The concept of the simulacrum is most often associated with semiotic and postmodern critique, where it offers critical insight into the autonomous status and value of the signifier. Within this framework, the simulation, or copy, not only constructs its own “more real” version of reality but also displaces the original model. Such formulations of the simulacrum as a subversive and negative concept have a long history: they can be traced back to Plato’s deep mistrust of the phantasmic image, and later in the Middle Ages, to the use of the term to classify false images as idols. And yet, the notion of “simulacra” and the practices associated with it did not always carry negative connotations of falsity, sophistry, and empty likeness -- as they did in ancient and medieval discourse.
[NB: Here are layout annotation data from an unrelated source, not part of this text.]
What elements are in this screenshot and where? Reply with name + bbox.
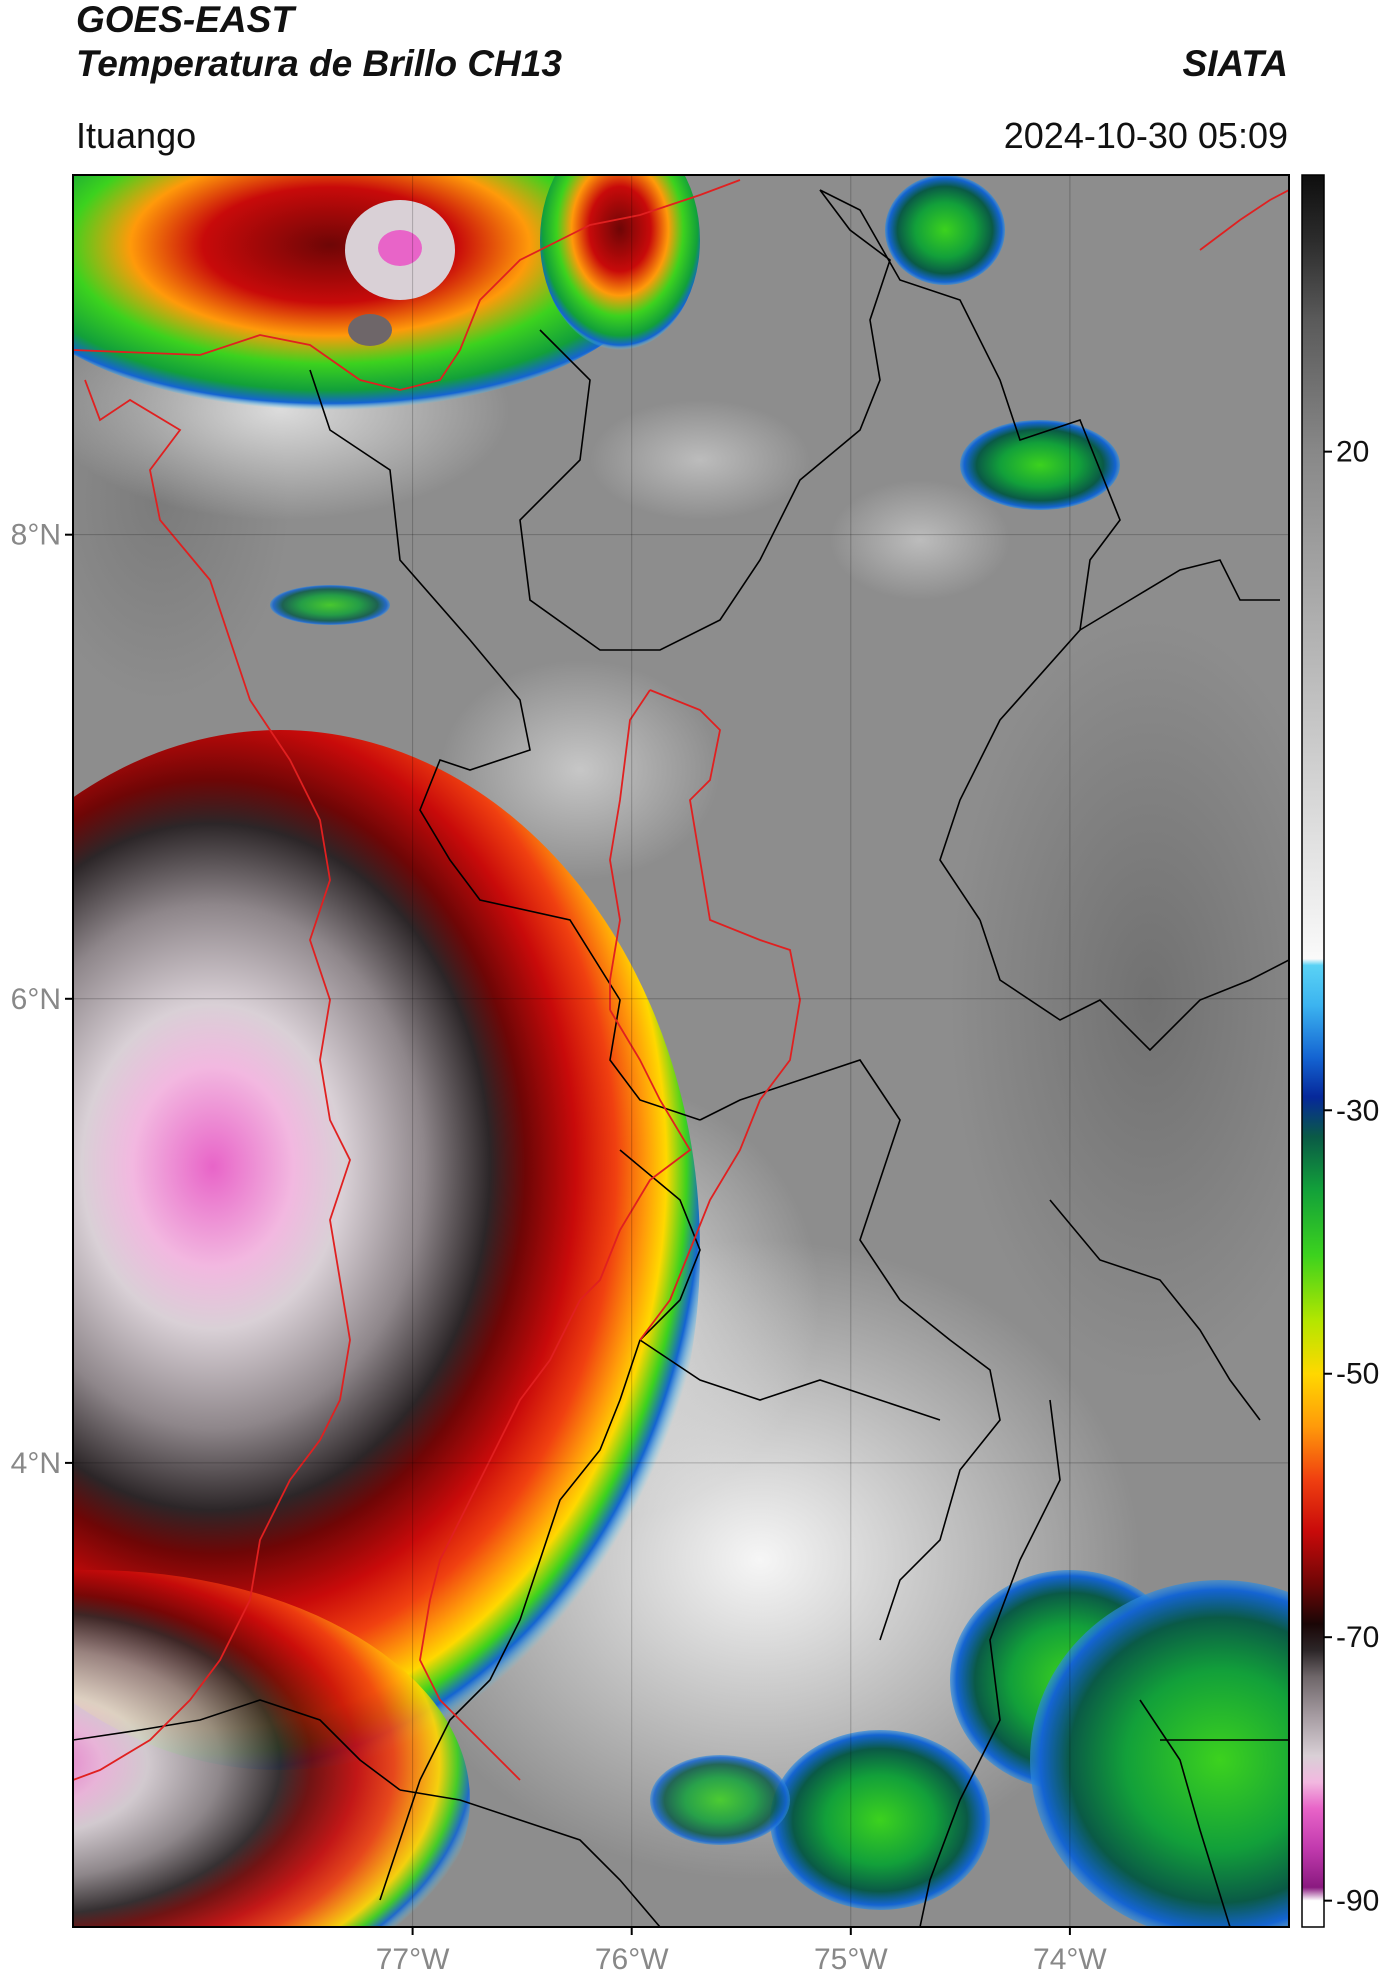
basin-boundary-west bbox=[419, 1009, 692, 1781]
longitude-axis: 77°W 76°W 75°W 74°W bbox=[376, 1927, 1107, 1976]
dept-line-meta bbox=[1139, 1699, 1231, 1927]
dept-line-antioquia-north bbox=[519, 189, 891, 651]
deep-convection-southwest bbox=[73, 730, 700, 1770]
basin-boundary-north bbox=[609, 689, 651, 1010]
convection-south-tail bbox=[73, 1570, 470, 1927]
colorbar-gradient bbox=[1302, 175, 1324, 1927]
overshooting-top-north bbox=[378, 230, 422, 266]
latitude-axis: 8°N 6°N 4°N bbox=[11, 519, 73, 1480]
dept-line-cauca-north bbox=[73, 1699, 401, 1791]
cirrus-northeast bbox=[830, 480, 1010, 600]
colorbar-frame bbox=[1301, 174, 1325, 1928]
lat-tick-label-2: 4°N bbox=[11, 1447, 61, 1480]
convective-cell-northeast bbox=[540, 175, 700, 350]
title-satellite: GOES-EAST bbox=[76, 0, 294, 40]
lon-tick-label-3: 74°W bbox=[1033, 1943, 1107, 1976]
colorbar-tick-label-2: -50 bbox=[1336, 1358, 1379, 1391]
dept-line-bolivar bbox=[819, 189, 1121, 921]
pacific-coastline bbox=[73, 379, 351, 1781]
dept-line-cauca-south bbox=[399, 1789, 661, 1927]
caribbean-coastline bbox=[73, 179, 741, 391]
colorbar-tick-label-4: -90 bbox=[1336, 1885, 1379, 1918]
coast-northeast bbox=[1199, 189, 1289, 251]
map-frame bbox=[72, 174, 1290, 1928]
warm-region-east bbox=[950, 620, 1289, 1380]
grid-lines bbox=[73, 175, 1289, 1927]
dept-line-boyaca bbox=[979, 919, 1289, 1052]
dept-line-cundinamarca bbox=[1049, 1199, 1261, 1421]
cell-north-border bbox=[885, 175, 1005, 285]
colorbar: 20 -30 -50 -70 -90 bbox=[1301, 174, 1379, 1928]
dept-line-huila bbox=[919, 1399, 1061, 1927]
cloud-band-south-4 bbox=[650, 1755, 790, 1845]
lon-tick-label-2: 75°W bbox=[814, 1943, 888, 1976]
dept-line-santander bbox=[1079, 559, 1280, 631]
cloud-band-southeast-2 bbox=[1030, 1580, 1289, 1927]
colorbar-ticks: 20 -30 -50 -70 -90 bbox=[1324, 436, 1379, 1918]
cirrus-north-central bbox=[590, 400, 810, 520]
colorbar-tick-label-3: -70 bbox=[1336, 1621, 1379, 1654]
dept-line-quindio bbox=[639, 1339, 941, 1421]
lon-tick-label-1: 76°W bbox=[595, 1943, 669, 1976]
basin-boundary-east bbox=[639, 689, 801, 1341]
convective-band-north bbox=[73, 175, 660, 410]
cloud-band-southeast-3 bbox=[770, 1730, 990, 1910]
lat-tick-label-0: 8°N bbox=[11, 519, 61, 552]
dept-boundaries bbox=[73, 189, 1289, 1927]
cell-east-central bbox=[960, 420, 1120, 510]
cold-spot-north bbox=[348, 314, 392, 346]
dept-line-caldas-tolima bbox=[699, 1059, 1001, 1641]
timestamp-label: 2024-10-30 05:09 bbox=[1003, 115, 1288, 156]
country-and-basin-boundaries bbox=[73, 179, 1289, 1781]
dept-line-valle bbox=[379, 1149, 701, 1901]
title-product: Temperatura de Brillo CH13 bbox=[76, 43, 562, 84]
title-agency: SIATA bbox=[1182, 43, 1288, 84]
satellite-field bbox=[73, 175, 1289, 1927]
colorbar-tick-label-1: -30 bbox=[1336, 1094, 1379, 1127]
lat-tick-label-1: 6°N bbox=[11, 983, 61, 1016]
cell-west-coast bbox=[270, 585, 390, 625]
lon-tick-label-0: 77°W bbox=[376, 1943, 450, 1976]
colorbar-tick-label-0: 20 bbox=[1336, 436, 1369, 469]
location-label: Ituango bbox=[76, 115, 197, 156]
In the early modern period, we can observe a critical shift in theories of imitation that underscored the positive value of the artistic fiction. Art theorists, humanists, poets, and theologians at once expressed concerns about the potential of simulacra to replicate, supercede, or distort truth, and also generated a rich range of discourses on the use and function of simulacra. The period witnessed a rise in illusionistic games such as trompe l’oeil, anamorphosis, and perspective boxes, the global dissemination of artistic copies of miraculous images and acheiropoieta, as well as debates concerning the relationship between the image and its divine prototype.
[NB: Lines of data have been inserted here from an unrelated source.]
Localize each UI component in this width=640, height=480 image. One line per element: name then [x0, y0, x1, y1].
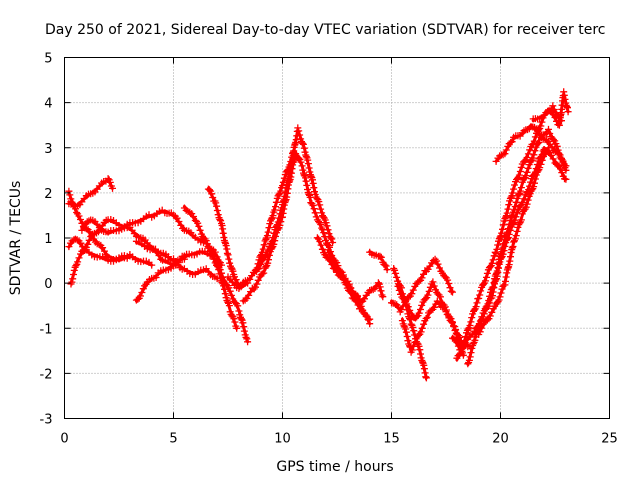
series-arc8: [180, 204, 241, 332]
axis-ticks: 0 5 10 15 20 25 -3 -2 -1 0 1 2 3 4 5: [40, 52, 618, 447]
y-tick-label: 4: [44, 97, 52, 112]
series-markers: [180, 204, 241, 332]
series-markers: [475, 144, 552, 338]
series-markers: [366, 248, 391, 274]
y-tick-label: -3: [40, 413, 53, 428]
y-tick-label: 5: [44, 52, 52, 67]
series-markers: [132, 237, 221, 283]
x-tick-label: 25: [601, 432, 618, 447]
series-markers: [78, 206, 225, 269]
series-arc24: [492, 123, 570, 170]
series-arc12: [252, 148, 297, 275]
chart-title: Day 250 of 2021, Sidereal Day-to-day VTE…: [45, 22, 605, 38]
x-tick-label: 15: [383, 432, 400, 447]
series-arc14: [324, 246, 374, 323]
series-markers: [529, 88, 572, 129]
y-tick-label: 1: [44, 232, 52, 247]
series-markers: [65, 187, 134, 263]
series-arc15: [366, 248, 391, 274]
x-tick-label: 5: [169, 432, 177, 447]
y-tick-label: 3: [44, 142, 52, 157]
x-axis-label: GPS time / hours: [276, 459, 393, 475]
y-axis-label: SDTVAR / TECUs: [8, 181, 24, 296]
grid: [64, 57, 610, 419]
y-tick-label: 2: [44, 187, 52, 202]
series-markers: [252, 148, 297, 275]
series-arc25: [529, 88, 572, 129]
series-arc23: [475, 144, 552, 338]
x-tick-label: 0: [60, 432, 68, 447]
series-markers: [224, 124, 337, 292]
series-arc3: [65, 187, 134, 263]
y-tick-label: -2: [40, 367, 53, 382]
series-markers: [324, 246, 374, 323]
data-series: [65, 88, 572, 382]
x-tick-label: 20: [492, 432, 509, 447]
y-tick-label: 0: [44, 277, 52, 292]
series-arc6: [132, 237, 221, 283]
x-tick-label: 10: [274, 432, 291, 447]
y-tick-label: -1: [40, 322, 53, 337]
series-arc10: [224, 124, 337, 292]
series-markers: [492, 123, 570, 170]
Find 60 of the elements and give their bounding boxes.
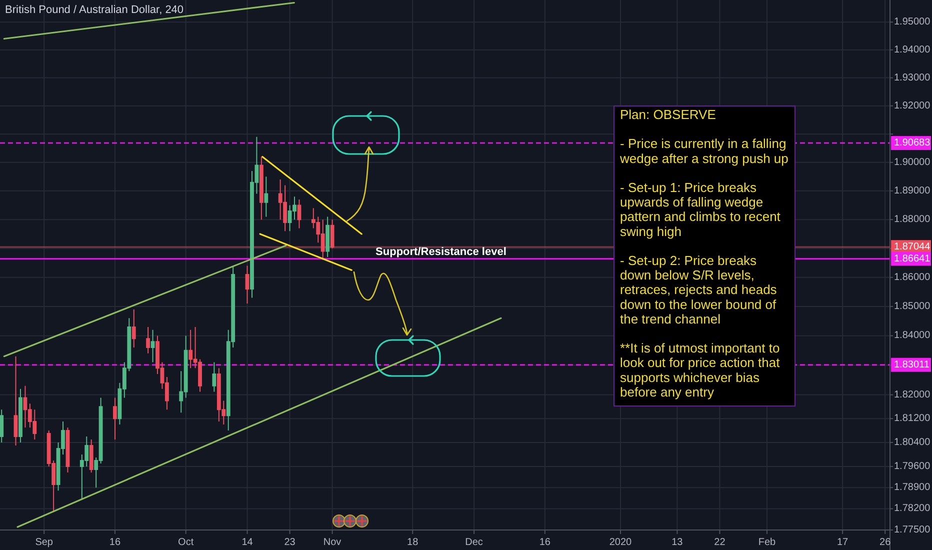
candlestick [66, 427, 70, 473]
x-tick-label: 2020 [609, 537, 632, 548]
y-tick-label: 1.78900 [894, 482, 931, 494]
candlestick [259, 156, 264, 220]
candlestick [113, 397, 117, 440]
candlestick [18, 388, 22, 443]
x-tick-label: 16 [539, 537, 551, 548]
candlestick [326, 216, 330, 258]
y-tick-label: 1.89000 [894, 185, 931, 196]
y-tick-label: 1.84000 [894, 330, 931, 342]
ref-line-label: 1.87044 [894, 242, 931, 253]
candlestick [146, 326, 150, 354]
x-tick-label: Feb [758, 537, 776, 548]
x-tick-label: 23 [284, 537, 296, 548]
x-tick-label: 13 [672, 537, 684, 548]
candlestick [188, 329, 193, 369]
ref-line-label: 1.83011 [894, 359, 930, 370]
candlestick [150, 329, 155, 363]
y-tick-label: 1.85000 [894, 300, 931, 312]
chart-title: British Pound / Australian Dollar, 240 [5, 4, 184, 16]
candlestick [297, 199, 302, 229]
y-tick-label: 1.88000 [894, 214, 931, 226]
y-tick-label: 1.92000 [894, 100, 931, 112]
x-tick-label: 26 [880, 537, 892, 548]
y-tick-label: 1.80400 [894, 436, 931, 448]
candlestick [264, 176, 268, 218]
y-tick-label: 1.79600 [894, 460, 931, 472]
x-tick-label: 18 [407, 537, 419, 548]
y-tick-label: 1.95000 [894, 16, 931, 28]
x-tick-label: Dec [465, 537, 483, 548]
candlestick [212, 362, 216, 392]
ref-line-label: 1.86641 [894, 253, 931, 264]
y-tick-label: 1.81200 [894, 413, 931, 424]
candlestick [0, 409, 4, 443]
annotation: - Price is currently in a falling wedge after a strong push up [619, 136, 788, 166]
candlestick [245, 265, 250, 304]
x-tick-label: 22 [714, 537, 726, 548]
y-tick-label: 1.78200 [894, 503, 931, 514]
candlestick [132, 308, 136, 348]
y-tick-label: 1.94000 [894, 44, 931, 56]
x-tick-label: 17 [836, 537, 849, 548]
x-tick-label: Oct [178, 537, 194, 548]
x-tick-label: 14 [242, 537, 254, 548]
annotation: Plan: OBSERVE [620, 107, 716, 122]
candlestick [14, 356, 18, 446]
y-tick-label: 1.77500 [894, 524, 931, 536]
x-tick-label: Sep [35, 537, 54, 548]
candlestick [89, 438, 94, 473]
y-tick-label: 1.90000 [894, 156, 931, 168]
annotation: **It is of utmost important to look out for price action that supports whichever bias before any entry [620, 340, 780, 400]
y-tick-label: 1.86000 [894, 272, 931, 283]
x-tick-label: Nov [323, 537, 342, 548]
annotation: Support/Resistance level [376, 246, 506, 258]
candlestick [330, 219, 334, 249]
y-tick-label: 1.93000 [894, 72, 931, 84]
y-tick-label: 1.82000 [894, 389, 931, 400]
x-tick-label: 16 [109, 537, 121, 548]
annotation: - Set-up 2: Price breaks down below S/R levels, retraces, rejects and heads down to the lower bound of the trend channel [620, 253, 778, 326]
ref-line-label: 1.90683 [894, 138, 931, 149]
annotation: - Set-up 1: Price breaks upwards of falling wedge pattern and climbs to recent swing high [620, 180, 781, 239]
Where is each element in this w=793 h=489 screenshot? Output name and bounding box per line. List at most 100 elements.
This panel invites submissions that explore the notion of simulacra in art, literature, music, optics, architecture, and other fields in relation to early modern paradigms of imitation. Among other questions, the panel seeks to interrogate the complex relationships articulated between the simulacrum and the real, and to uncover alternative modes of knowledge that simulacra might have offered viewers and readers. One of our aims will be to explore the concern with illusion and simulation outside the common trope of artistic virtuosity in Renaissance and Baroque art. We invite contributions from all disciplines and geographic regions.

Proposals should be for 20-minute papers, and must include a title (15-word maximum), 150-word abstract, relevant keywords, and a short CV (300-word maximum) with your full name, current affiliation, email address, and degree completion date (past or expected). Please submit your proposal to both organizers: Grace Harpster (Georgia State University) and Marsha Libina (American University of Paris) at gharpstergsu.edu and mlibinaaup.edu.